Terra Magazine

 

Terça, 16 de dezembro de 2008, 07h56

Todos pela BrOi

Samuel Possebon
Especial para Terra Magazine

Salvo uma hecatombe, esta semana a Anatel aprovará, sem grandes controvérsias, a anuência prévia para que a operadora de telefonia Oi compre o controle da operadora de telefonia Brasil Telecom. Será formada o que de maneira simplificada estamos chamando de BrOi, para desgosto dos departamentos de marketing das empresas.

O resultado já está anunciado desde que a mesma agência propôs o novo texto da regulamentação específica (chamado de Plano Geral de Outorgas) permitindo a consolidação de suas concessionárias. Neste item, a mudança na regulamentação contou com a concordância de todos os cinco conselheiros da agência.

O regulamento baixando o Plano Geral de Outorgas saiu por decreto presidencial, há cerca de um mês. Ou seja, além do "nada consta" da agência reguladora, a mudança de regras é vontade do ministro das Comunicações e, sobretudo, do presidente da República. É, portanto, parte da política de telecomunicações do governo.

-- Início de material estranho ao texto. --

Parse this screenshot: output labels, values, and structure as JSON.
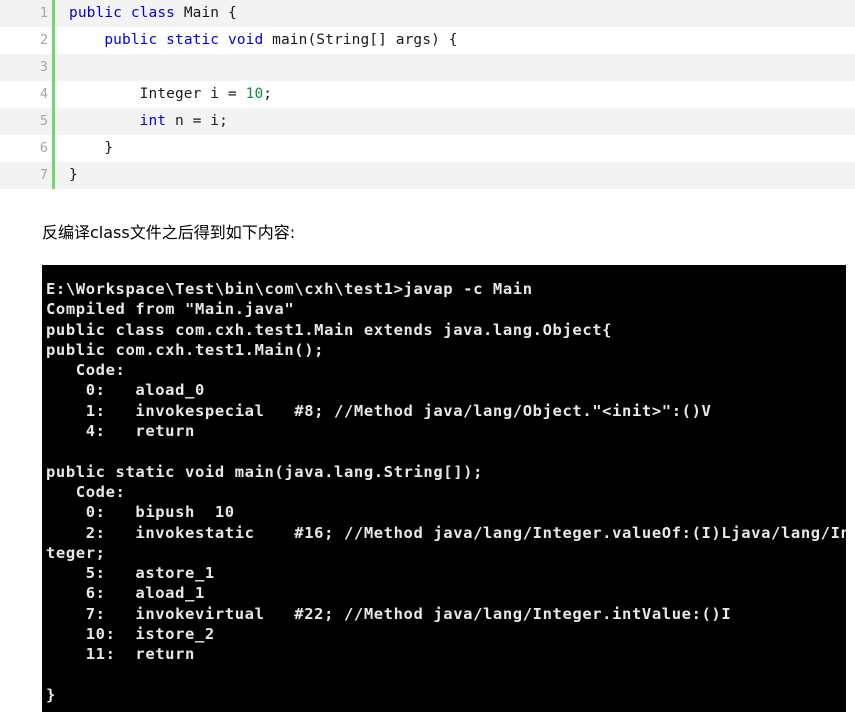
{
  "code_block": {
    "language": "java",
    "gutter_accent_color": "#6fd96f",
    "stripe_color": "#f3f3f3",
    "keyword_color": "#0000e6",
    "number_color": "#0a8f36",
    "lines": [
      {
        "number": "1",
        "tokens": [
          {
            "t": "public",
            "c": "kw"
          },
          {
            "t": " ",
            "c": "pl"
          },
          {
            "t": "class",
            "c": "kw"
          },
          {
            "t": " Main {",
            "c": "pl"
          }
        ]
      },
      {
        "number": "2",
        "tokens": [
          {
            "t": "    ",
            "c": "pl"
          },
          {
            "t": "public",
            "c": "kw"
          },
          {
            "t": " ",
            "c": "pl"
          },
          {
            "t": "static",
            "c": "kw"
          },
          {
            "t": " ",
            "c": "pl"
          },
          {
            "t": "void",
            "c": "kw"
          },
          {
            "t": " main(String[] args) {",
            "c": "pl"
          }
        ]
      },
      {
        "number": "3",
        "tokens": [
          {
            "t": "",
            "c": "pl"
          }
        ]
      },
      {
        "number": "4",
        "tokens": [
          {
            "t": "        Integer i = ",
            "c": "pl"
          },
          {
            "t": "10",
            "c": "num"
          },
          {
            "t": ";",
            "c": "pl"
          }
        ]
      },
      {
        "number": "5",
        "tokens": [
          {
            "t": "        ",
            "c": "pl"
          },
          {
            "t": "int",
            "c": "kw"
          },
          {
            "t": " n = i;",
            "c": "pl"
          }
        ]
      },
      {
        "number": "6",
        "tokens": [
          {
            "t": "    }",
            "c": "pl"
          }
        ]
      },
      {
        "number": "7",
        "tokens": [
          {
            "t": "}",
            "c": "pl"
          }
        ]
      }
    ]
  },
  "caption": {
    "text": "反编译class文件之后得到如下内容:"
  },
  "console": {
    "background_color": "#000000",
    "text_color": "#e8e8e8",
    "prompt_path": "E:\\Workspace\\Test\\bin\\com\\cxh\\test1>",
    "command": "javap -c Main",
    "lines": [
      "E:\\Workspace\\Test\\bin\\com\\cxh\\test1>javap -c Main",
      "Compiled from \"Main.java\"",
      "public class com.cxh.test1.Main extends java.lang.Object{",
      "public com.cxh.test1.Main();",
      "  Code:",
      "   0:\taload_0",
      "   1:\tinvokespecial\t#8; //Method java/lang/Object.\"<init>\":()V",
      "   4:\treturn",
      "",
      "public static void main(java.lang.String[]);",
      "  Code:",
      "   0:\tbipush\t10",
      "   2:\tinvokestatic\t#16; //Method java/lang/Integer.valueOf:(I)Ljava/lang/In",
      "teger;",
      "   5:\tastore_1",
      "   6:\taload_1",
      "   7:\tinvokevirtual\t#22; //Method java/lang/Integer.intValue:()I",
      "   10:\tistore_2",
      "   11:\treturn",
      "",
      "}"
    ],
    "rendered_lines": [
      "E:\\Workspace\\Test\\bin\\com\\cxh\\test1>javap -c Main",
      "Compiled from \"Main.java\"",
      "public class com.cxh.test1.Main extends java.lang.Object{",
      "public com.cxh.test1.Main();",
      "   Code:",
      "    0:   aload_0",
      "    1:   invokespecial   #8; //Method java/lang/Object.\"<init>\":()V",
      "    4:   return",
      "",
      "public static void main(java.lang.String[]);",
      "   Code:",
      "    0:   bipush  10",
      "    2:   invokestatic    #16; //Method java/lang/Integer.valueOf:(I)Ljava/lang/In",
      "teger;",
      "    5:   astore_1",
      "    6:   aload_1",
      "    7:   invokevirtual   #22; //Method java/lang/Integer.intValue:()I",
      "    10:  istore_2",
      "    11:  return",
      "",
      "}"
    ]
  }
}
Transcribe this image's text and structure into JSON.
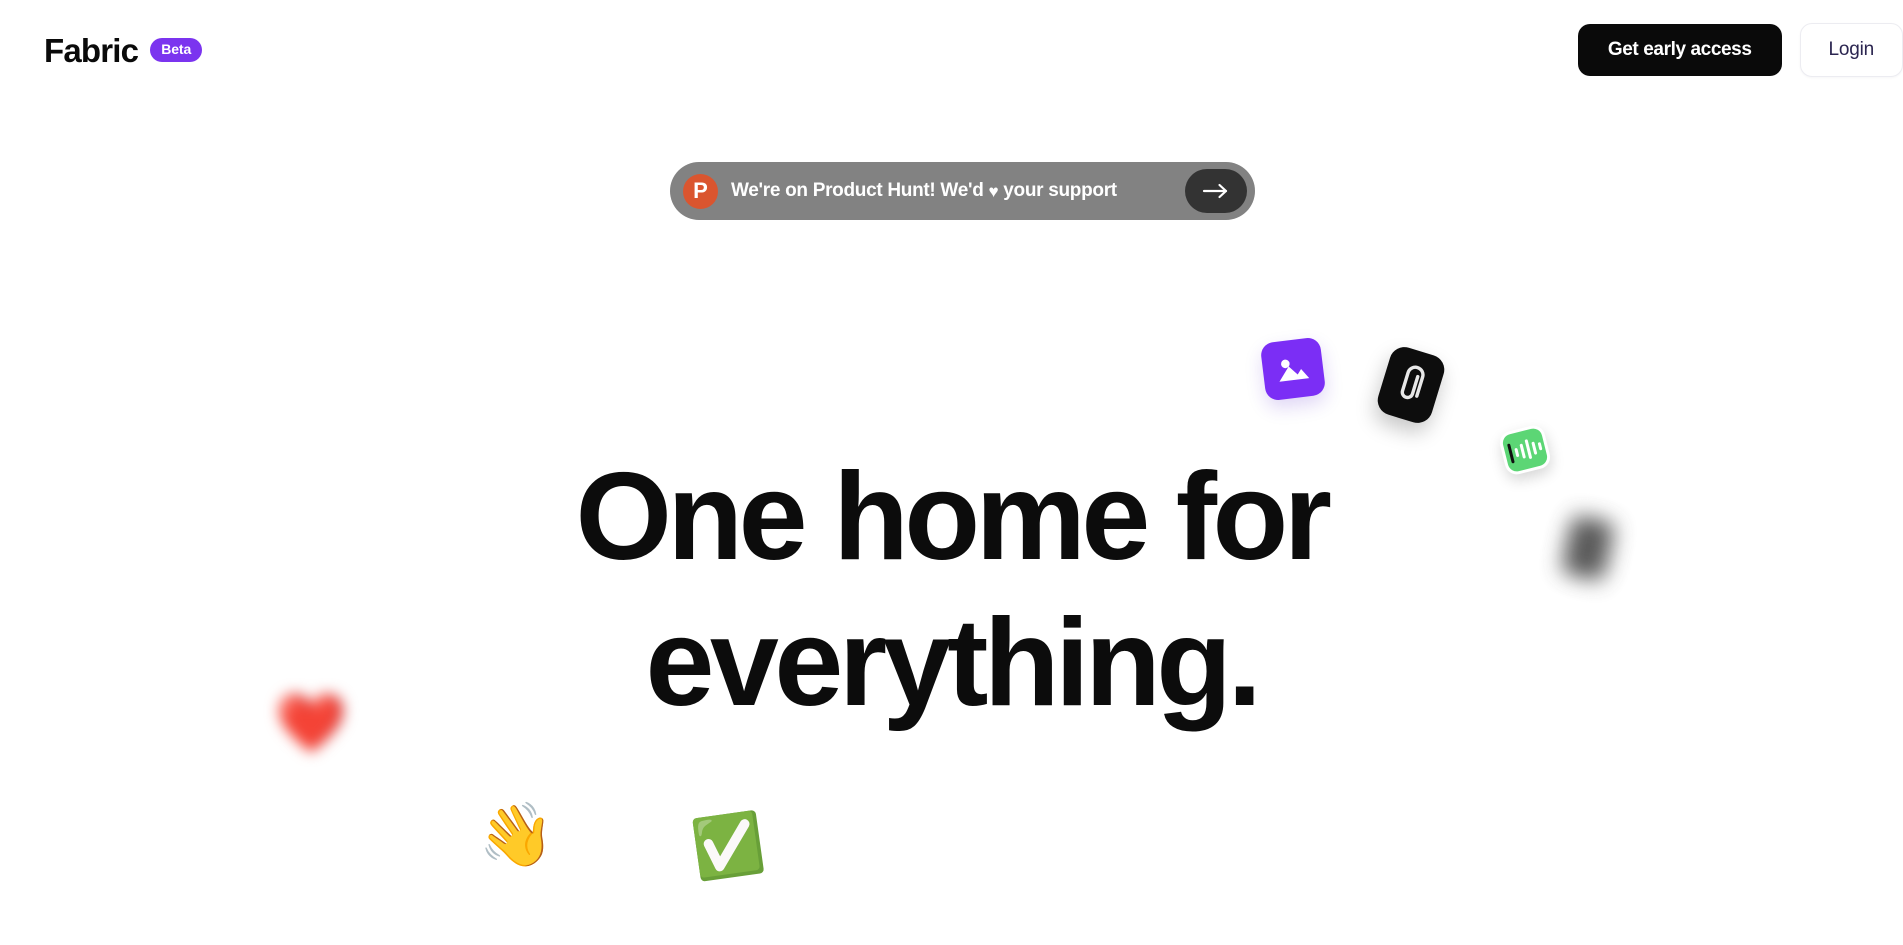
{
  "header": {
    "brand_name": "Fabric",
    "badge_label": "Beta",
    "badge_color": "#7B34EF",
    "actions": {
      "primary_label": "Get early access",
      "primary_bg": "#0a0a0a",
      "secondary_label": "Login",
      "secondary_text_color": "#2B2550"
    }
  },
  "banner": {
    "logo_letter": "P",
    "logo_color": "#DA552F",
    "background": "#828282",
    "text_before": "We're on Product Hunt! We'd ",
    "heart": "♥",
    "text_after": " your support",
    "arrow_icon": "arrow-right-icon",
    "arrow_bg": "#333333"
  },
  "hero": {
    "line1": "One home for",
    "line2": "everything.",
    "text_color": "#0c0c0c"
  },
  "decorations": [
    {
      "name": "image-icon",
      "kind": "image",
      "color": "#7B2EF5",
      "blurred": false
    },
    {
      "name": "paperclip-icon",
      "kind": "attachment",
      "color": "#0d0d0d",
      "blurred": false
    },
    {
      "name": "audio-waveform-icon",
      "kind": "audio",
      "color": "#5CD675",
      "blurred": false
    },
    {
      "name": "blurred-dark-icon",
      "kind": "unknown",
      "color": "#3d3d3d",
      "blurred": true
    },
    {
      "name": "heart-emoji",
      "kind": "emoji",
      "glyph": "❤️",
      "blurred": true
    },
    {
      "name": "waving-hand-emoji",
      "kind": "emoji",
      "glyph": "👋",
      "blurred": false
    },
    {
      "name": "check-mark-button-emoji",
      "kind": "emoji",
      "glyph": "✅",
      "blurred": false
    }
  ]
}
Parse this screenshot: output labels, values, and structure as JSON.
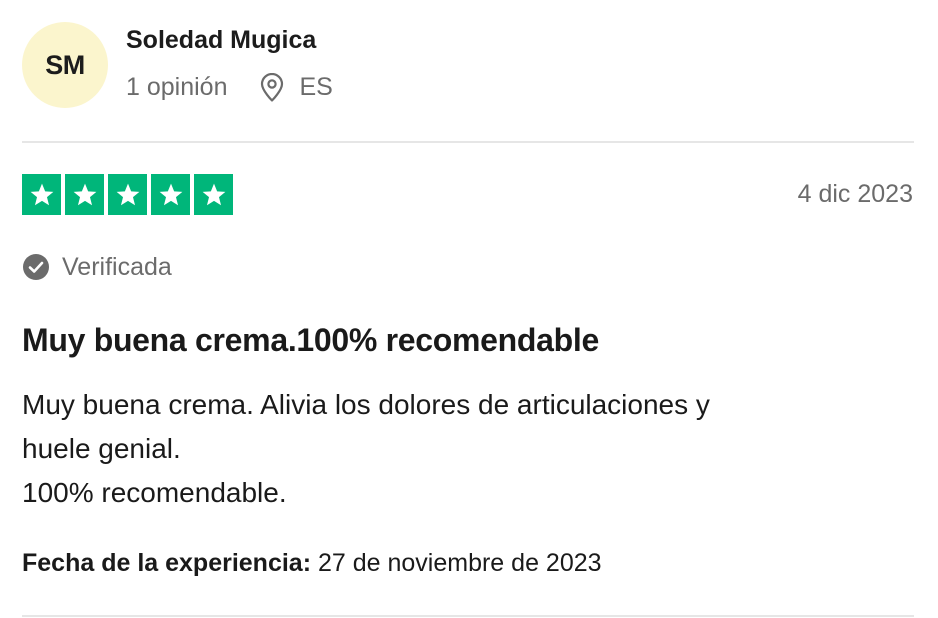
{
  "colors": {
    "star_green": "#00b67a",
    "avatar_bg": "#fbf5cd",
    "muted_text": "#6b6b6b",
    "divider": "#e6e6e6"
  },
  "reviewer": {
    "initials": "SM",
    "name": "Soledad Mugica",
    "review_count": "1 opinión",
    "location_icon": "map-pin-icon",
    "country": "ES"
  },
  "review": {
    "rating": 5,
    "rating_max": 5,
    "date": "4 dic 2023",
    "verified_icon": "check-circle-icon",
    "verified_label": "Verificada",
    "title": "Muy buena crema.100% recomendable",
    "body_lines": [
      "Muy buena crema. Alivia los dolores de articulaciones y",
      "huele genial.",
      "100% recomendable."
    ],
    "experience_label": "Fecha de la experiencia:",
    "experience_date": "27 de noviembre de 2023"
  }
}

O principal argumento do governo para permitir a compra da Brasil Telecom pela Oi é geopolítico: seria necessário garantir a sobrevivência de uma grande empresa nacional de telecomunicações para enfrentar o apetite de duas grandes multinacionais que se digladiam pela América Latina. O receio do governo, da Oi e da Brasil Telecom tem nomes: Telefônica e Telmex, do bilionário mexicano Carlos Slim, e controladora da Embratel, Net e Claro.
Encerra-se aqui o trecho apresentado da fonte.